When the house’s haunting climaxes in the form of a phantom intruder, the family opts to move into a new house and put their experiences out of mind. It becomes clear that leaving the troubled house did not solve the family’s problem. The entity has followed them, and it has apparently grown bolder, angrier and scarier. The family has a psychic visit their new house, and she confirms what the audience can already infer: evil forces are influencing young Dalton’s health and his soul is in terrible danger.
The story may sound average and lacking in originality, but "Insidious" does not disappoint. The scares and jumps in the first two acts were genuinely frightening and executed quite well. The writing and acting during this first portion of the film was decent despite its far-fetched subject matter, with Patrick Wilson ("Watchmen") and Rose Byrne ("Get Him to the Greek,") both giving respectable performances as the troubled child’s parents.
The film’s third act was absolutely atrocious in every way possible. The writing stops short, the narrative collapses in on itself, the acting suffers, and the direction and cinematography become unbelievably bad. The revealing of the film’s most foreboding demon is a completely laughable letdown, and the ending left more than a few people groaning in the theater.

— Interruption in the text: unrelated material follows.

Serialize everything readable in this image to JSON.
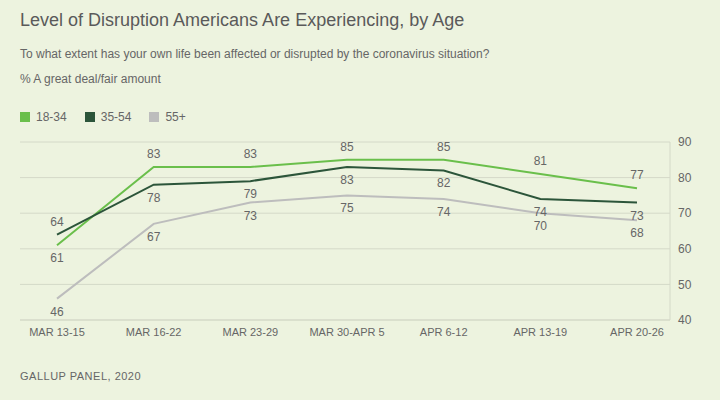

What’s noteworthy about "Insidious" is the way it introduces its supernatural elements. The strong first acts derive their strength from the way the writer and director progress the weird events the family experiences from mild to severe, by using various standard horror techniques and devices in such a sequence that forms into an intriguing and frightening film. Moreover, the story’s use of astral projection (the soul leaving the body as one sleeps) as a major plot device moves the film into territory not commonly approached by Hollywood.
All things considered, "Insidious" was enjoyable. It was suspenseful, engaging, and frightening with little yielding. The scares are paced just right, so that the audience never knows when exactly the next one will occur. Insidious lives up to its potential as genre runoff, as a side project of the creative talents behind "Paranormal Activity" and "Saw. To all those seeking something purely original, I’d say move on. To everyone else, "Insidious" is worth seeing.